Die darin ausgedrückte Angst vor dem Wolf wurde und wird durch immer neue Bilder und Erzählungen am Leben gehalten, die meist gar nicht mehr der realen Begegnung mit bedrohlichen Wölfen entspringen. Der Wolf ist das potenziell domestizierbare Tier, das gerade im Kontrast zum braveren Hund, dem gezähmten Wolf, übermäßig dämonisiert wurde.

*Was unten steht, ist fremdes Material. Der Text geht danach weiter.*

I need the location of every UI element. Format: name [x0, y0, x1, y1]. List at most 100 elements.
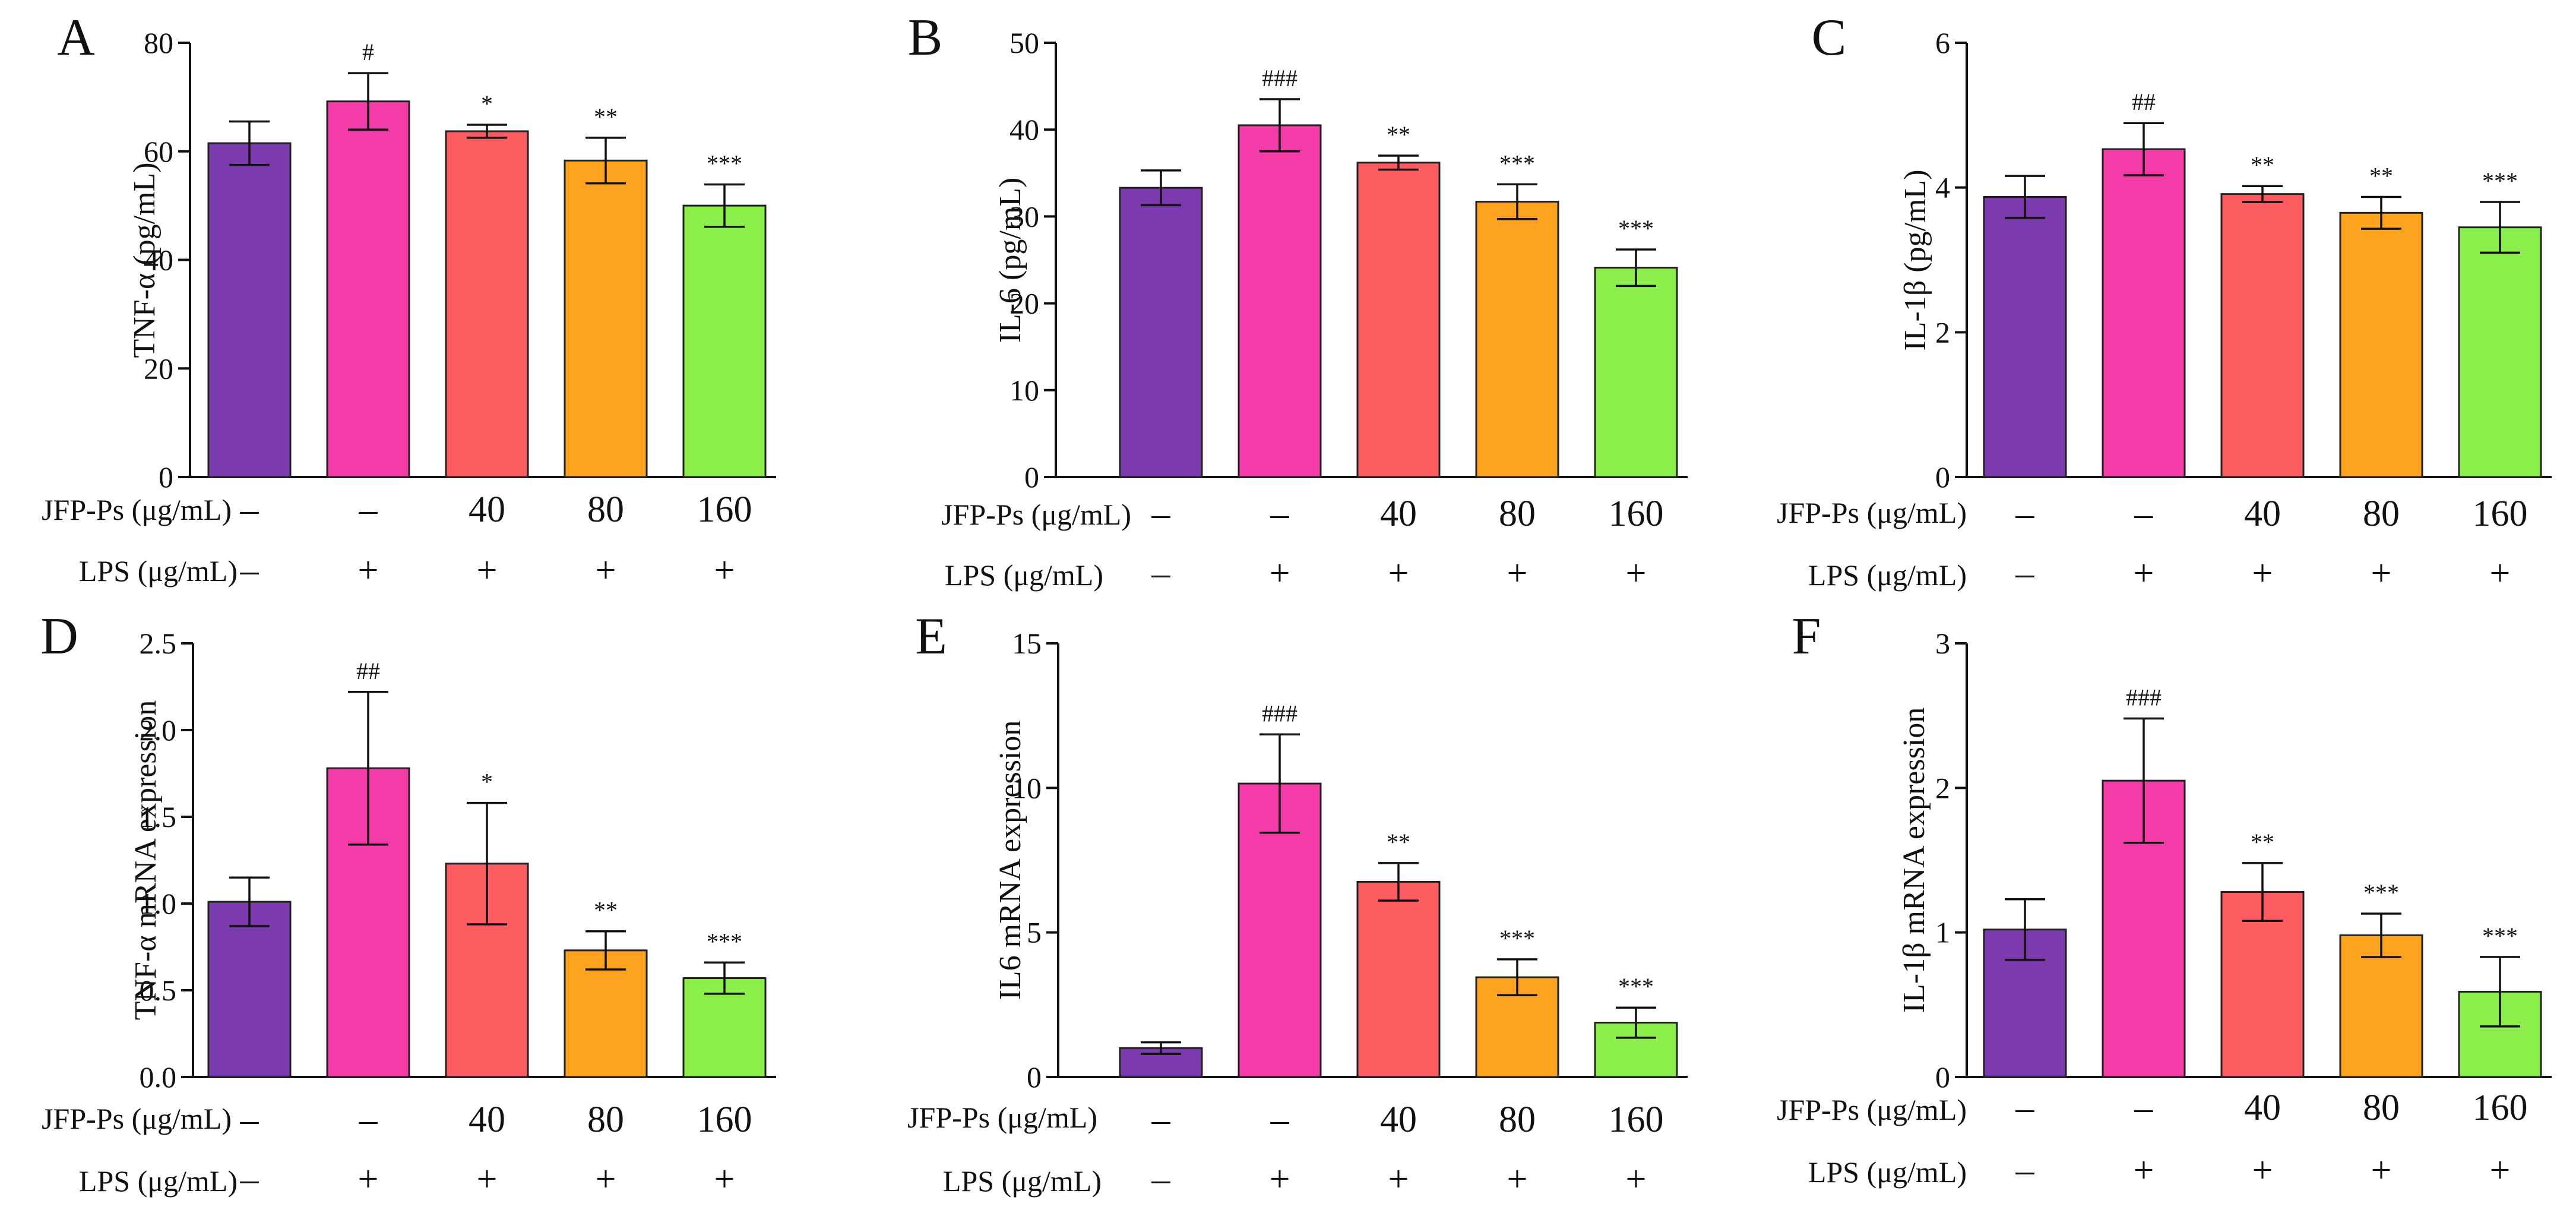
error-bar-2 [1259, 98, 1300, 153]
error-bar-4 [2361, 912, 2401, 958]
jfp-ps-value: 80 [2363, 494, 2400, 534]
error-bar-5 [704, 183, 745, 228]
bar-1 [207, 142, 292, 478]
jfp-ps-value: 160 [2473, 494, 2528, 534]
error-bar-3 [2242, 862, 2283, 922]
jfp-ps-value: – [359, 489, 378, 530]
jfp-ps-value: – [2015, 1088, 2035, 1128]
lps-value: + [1626, 553, 1647, 593]
bar-4 [2339, 934, 2423, 1078]
significance-label: ** [2251, 829, 2274, 855]
error-bar-4 [1497, 183, 1537, 220]
panel-letter: A [57, 9, 95, 67]
lps-value: + [1626, 1159, 1647, 1199]
bar-4 [564, 159, 648, 478]
significance-label: ** [2251, 151, 2274, 178]
bar-5 [2458, 226, 2542, 478]
panel-letter: B [908, 9, 943, 67]
y-tick-label: 40 [1009, 113, 1039, 146]
jfp-ps-value: 80 [1499, 1100, 1536, 1140]
jfp-ps-label: JFP-Ps (μg/mL) [1777, 1093, 1967, 1126]
y-tick-label: 2.5 [140, 627, 177, 660]
lps-value: + [1507, 1159, 1528, 1199]
jfp-ps-value: 40 [2244, 494, 2281, 534]
y-tick-label: 10 [1012, 771, 1042, 804]
jfp-ps-value: – [359, 1100, 378, 1140]
significance-label: ## [356, 658, 380, 684]
significance-label: *** [1499, 925, 1535, 952]
error-bar-4 [1497, 958, 1537, 997]
lps-value: – [2015, 553, 2035, 593]
lps-value: + [477, 550, 498, 590]
error-bar-3 [1378, 862, 1419, 902]
y-tick-label: 20 [144, 352, 173, 385]
y-axis-title: IL6 mRNA expression [993, 721, 1027, 1000]
lps-label: LPS (μg/mL) [943, 1164, 1102, 1198]
bar-3 [1356, 162, 1441, 478]
significance-label: *** [1618, 215, 1654, 242]
jfp-ps-value: 160 [1609, 1100, 1664, 1140]
y-tick-label: 5 [1027, 916, 1042, 949]
lps-label: LPS (μg/mL) [945, 558, 1103, 592]
lps-value: + [2371, 1150, 2392, 1190]
jfp-ps-value: 40 [2244, 1088, 2281, 1128]
bar-4 [2339, 211, 2423, 478]
error-bar-4 [2361, 195, 2401, 230]
y-tick-label: 0.0 [140, 1060, 177, 1094]
y-axis-title: TNF-α (pg/mL) [128, 162, 162, 358]
significance-label: *** [707, 150, 742, 176]
lps-value: + [1388, 1159, 1409, 1199]
y-tick-label: 2.0 [140, 713, 177, 747]
significance-label: *** [2363, 879, 2399, 906]
significance-label: ** [2369, 163, 2393, 189]
y-tick-label: 0 [1935, 460, 1950, 494]
error-bar-5 [2480, 956, 2520, 1028]
bar-1 [207, 901, 292, 1078]
jfp-ps-label: JFP-Ps (μg/mL) [1777, 496, 1967, 529]
lps-value: – [240, 550, 260, 590]
lps-value: – [1151, 553, 1171, 593]
error-bar-2 [2124, 122, 2164, 176]
significance-label: *** [1499, 150, 1535, 176]
bar-5 [1594, 267, 1678, 478]
lps-value: + [2490, 1150, 2511, 1190]
bar-4 [1475, 976, 1559, 1078]
y-tick-label: 40 [144, 244, 173, 277]
jfp-ps-value: 40 [1380, 494, 1417, 534]
y-axis-title: IL-1β (pg/mL) [1898, 169, 1932, 350]
lps-label: LPS (μg/mL) [79, 554, 238, 588]
bar-4 [1475, 201, 1559, 478]
bar-3 [445, 130, 529, 478]
significance-label: ## [2132, 89, 2156, 115]
error-bar-1 [1141, 169, 1181, 207]
jfp-ps-value: – [1151, 1100, 1171, 1140]
y-tick-label: 15 [1012, 627, 1042, 660]
error-bar-5 [1616, 248, 1656, 288]
bar-2 [2102, 148, 2186, 478]
y-tick-label: 1.5 [140, 800, 177, 833]
error-bar-3 [1378, 154, 1419, 171]
panel-letter: E [915, 608, 947, 665]
error-bar-2 [1259, 733, 1300, 834]
y-tick-label: 4 [1935, 171, 1950, 204]
y-tick-label: 1 [1935, 916, 1950, 949]
error-bar-3 [2242, 185, 2283, 203]
jfp-ps-value: – [1270, 494, 1290, 534]
bar-1 [1119, 187, 1203, 478]
jfp-ps-value: – [1270, 1100, 1290, 1140]
significance-label: ** [594, 897, 618, 924]
lps-value: + [2252, 1150, 2273, 1190]
significance-label: *** [2482, 923, 2518, 949]
significance-label: ### [2126, 684, 2162, 711]
panel-d: D 0.0 0.5 1.0 1.5 2.0 2.5 TNF-α mRNA expression… [40, 608, 776, 1199]
jfp-ps-value: 80 [2363, 1088, 2400, 1128]
lps-value: + [596, 550, 616, 590]
lps-value: + [596, 1159, 616, 1199]
jfp-ps-value: 40 [469, 489, 505, 530]
y-tick-label: 2 [1935, 315, 1950, 349]
y-tick-label: 0 [1027, 1060, 1042, 1094]
jfp-ps-label: JFP-Ps (μg/mL) [42, 1102, 232, 1135]
lps-value: – [2015, 1150, 2035, 1190]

Auch in Computerspielen treiben Wolfsmenschen inzwischen ihr Unwesen

Dass es bei diesen Ängsten oft eher um den Menschen selber geht, zeigt die lange Wirkungsgeschichte der Mythen von Wolfskindern sowie von Menschen, die zu Wölfen werden können, den "Werwölfen". Es reicht vom Gilgamesch-Epos aus dem zweiten Jahrtausend vor Christus, wo ein Schäfer in einen Wolf verwandelt wird, bis zu dem Computerspiel "World of Warcraft", wo die aufrecht gehenden Wolfswesen "Worgen" heißen. Die Verwandlung von Männern in Werwölfe wurde gerne einem Pakt mit dem Teufel zugeschrieben. Ein Pionierwerk des Horrorfilms ist "Der Wolfsmensch" von 1941, neu verfilmt als "Wolfman" von 2010 mit Benicio del Toro als Werwolf. Auch Jack Nicholson spielte 1994 ein solches Wesen in dem Film "Wolf - das Tier im Mann".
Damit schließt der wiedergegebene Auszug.